Rets - Não houve dificuldades?

Luis Assad - Sim. A empresa, por exemplo, se negava a admitir nossa presença como intermediários. Já ONGs atuantes na região nos acusavam de estarmos do lado da empresa. Com os dois lados envolvidos - agricultores e empresários - tivemos problemas com vocabulário. Enfim, foi um processo de convencimento. Hoje todos participam, mas com um certo pé atrás.

Rets - O IABS possui também alguma iniciativa proativa? Ou atua apenas quando já há um conflito?

Luis Assad - O ideal é conseguirmos chegar antes de o conflito ser deflagrado. Nesse caso chegamos depois de haver morte, mas antes já havia uma série de boicotes. O ideal é evitar que a situação chegue a esse nível, porque, depois, há muita desconfiança. Em alguns casos, fazemos mediação, pois acreditamos no diálogo. Quando chegamos, procuramos os melhores representantes e tentamos fazer com que conversem. Ganhamos a confiança pouco a pouco, mas estamos evoluindo.

Rets - De que maneira vocês chegam ao conflito?

Luis Assad - Essa é uma grande questão nossa. Como chegar às áreas de conflito? Nesse caso, chegamos depois de a situação de conflito já estar instalada. Havia uma morte, afinal. Conseguimos recursos e passamos a agir lá. Afinal, uma intervenção custa dinheiro. Como ninguém nos conhecia, tivemos que nos apresentar, ganhar confiança de ambos os lados.

Rets - Além de Guaraciama, em que outras áreas o IABS atua?

Luis Assad - Já trabalhamos no Ceará, onde houve um conflito entre pescadores e grandes empresas em uma área turística. Fomos chamados pela prefeitura local para tratar do conflito. Os recursos vieram do PNUD (Programa das Nações Unidas para o Desenvolvimento). Com a UNB (Universidade Federal de Brasília), atuamos em três áreas da BR-163 (Cuiabá-Santarém). Já atuamos também em parceria com outras entidades.

Rets - Há um tempo pré-determinado para a atuação?

Luis Assad - Geralmente trabalhamos com um horizonte de seis a oito meses. Mas isso varia bastante, de acordo com a complexidade do caso.

Rets - Como foi desenvolvida a metodologia?

Luis Assad - A partir de um trabalho na UNB, onde sou professor e faço pós-doutorado. Nosso objetivo é terminar o processo de criação da metodologia até o fim do ano, pois ela ainda não está totalmente consolidada.
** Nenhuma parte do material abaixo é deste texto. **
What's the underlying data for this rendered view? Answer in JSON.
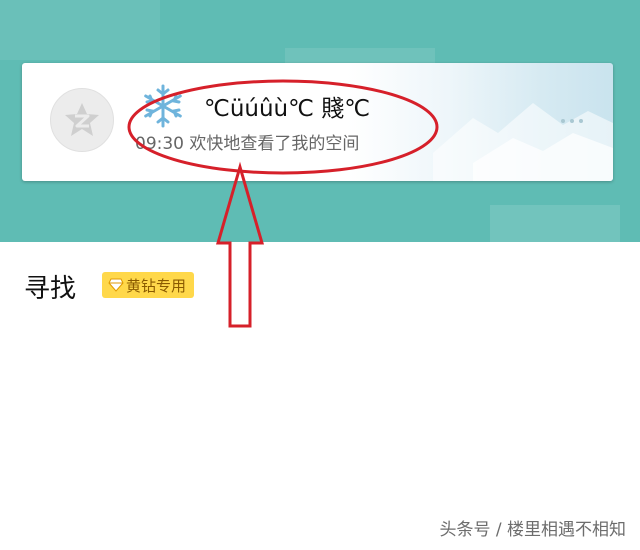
{
  "notification": {
    "title": "℃üúûù℃ 賤℃",
    "time": "09:30",
    "message": "欢快地查看了我的空间"
  },
  "section": {
    "title": "寻找",
    "badge_label": "黄钻专用"
  },
  "watermark": "头条号 / 楼里相遇不相知",
  "colors": {
    "header_bg": "#5fbcb4",
    "annotation_red": "#d6202a",
    "badge_bg": "#ffd84a"
  },
  "icons": {
    "avatar": "qzone-logo-icon",
    "title_prefix": "snowflake-icon",
    "badge_prefix": "diamond-icon"
  }
}
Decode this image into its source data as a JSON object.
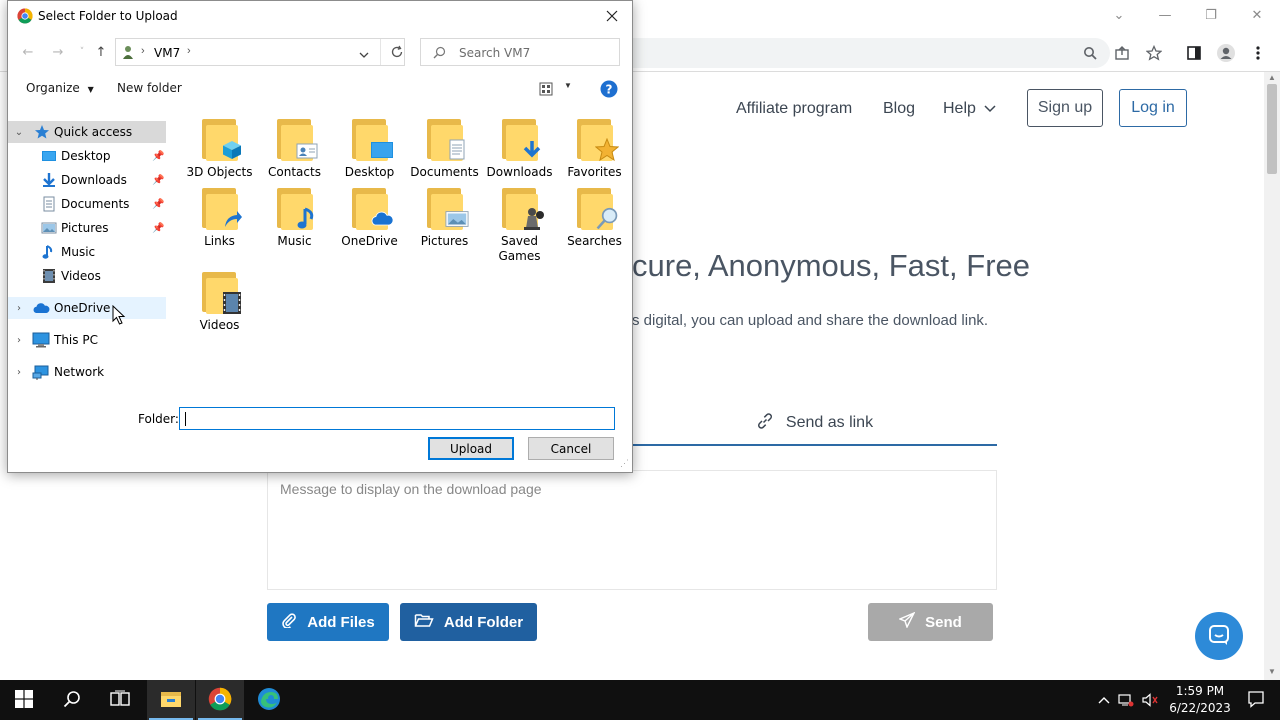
{
  "browser": {
    "window_controls": [
      "⌄",
      "—",
      "❐",
      "✕"
    ]
  },
  "website": {
    "nav": {
      "affiliate": "Affiliate program",
      "blog": "Blog",
      "help": "Help",
      "signup": "Sign up",
      "login": "Log in"
    },
    "hero_title": "cure, Anonymous, Fast, Free",
    "hero_subtitle": "s digital, you can upload and share the download link.",
    "send_as_link_tab": "Send as link",
    "message_placeholder": "Message to display on the download page",
    "add_files_label": "Add Files",
    "add_folder_label": "Add Folder",
    "send_label": "Send",
    "colors": {
      "accent": "#2d6aa5",
      "button_blue": "#1f77c2",
      "button_disabled": "#a9a9a9"
    }
  },
  "dialog": {
    "title": "Select Folder to Upload",
    "address": {
      "path": "VM7",
      "separator": "›"
    },
    "search_placeholder": "Search VM7",
    "commands": {
      "organize": "Organize",
      "new_folder": "New folder"
    },
    "nav_pane": {
      "quick_access": "Quick access",
      "quick_items": [
        {
          "label": "Desktop",
          "icon": "desktop-icon",
          "pinned": true
        },
        {
          "label": "Downloads",
          "icon": "downloads-icon",
          "pinned": true
        },
        {
          "label": "Documents",
          "icon": "documents-icon",
          "pinned": true
        },
        {
          "label": "Pictures",
          "icon": "pictures-icon",
          "pinned": true
        },
        {
          "label": "Music",
          "icon": "music-icon",
          "pinned": false
        },
        {
          "label": "Videos",
          "icon": "videos-icon",
          "pinned": false
        }
      ],
      "onedrive": "OneDrive",
      "this_pc": "This PC",
      "network": "Network"
    },
    "files": [
      {
        "label": "3D Objects",
        "icon": "3d-objects-folder-icon"
      },
      {
        "label": "Contacts",
        "icon": "contacts-folder-icon"
      },
      {
        "label": "Desktop",
        "icon": "desktop-folder-icon"
      },
      {
        "label": "Documents",
        "icon": "documents-folder-icon"
      },
      {
        "label": "Downloads",
        "icon": "downloads-folder-icon"
      },
      {
        "label": "Favorites",
        "icon": "favorites-folder-icon"
      },
      {
        "label": "Links",
        "icon": "links-folder-icon"
      },
      {
        "label": "Music",
        "icon": "music-folder-icon"
      },
      {
        "label": "OneDrive",
        "icon": "onedrive-folder-icon"
      },
      {
        "label": "Pictures",
        "icon": "pictures-folder-icon"
      },
      {
        "label": "Saved Games",
        "icon": "saved-games-folder-icon"
      },
      {
        "label": "Searches",
        "icon": "searches-folder-icon"
      },
      {
        "label": "Videos",
        "icon": "videos-folder-icon"
      }
    ],
    "folder_label": "Folder:",
    "folder_value": "",
    "upload_label": "Upload",
    "cancel_label": "Cancel"
  },
  "taskbar": {
    "time": "1:59 PM",
    "date": "6/22/2023"
  }
}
Nos inspiramos nas teorias de conflito, mas com foco em meio ambiente.

Rets - Deu para unir as duas coisas?

Luis Assad - Ainda estamos trabalhando nisso. Mas é certo que nunca haverá uma metodologia certa para todos os casos, ela vai precisar mudar de acordo com a situação. Temos a intenção de criar um observatório de gestão de conflitos.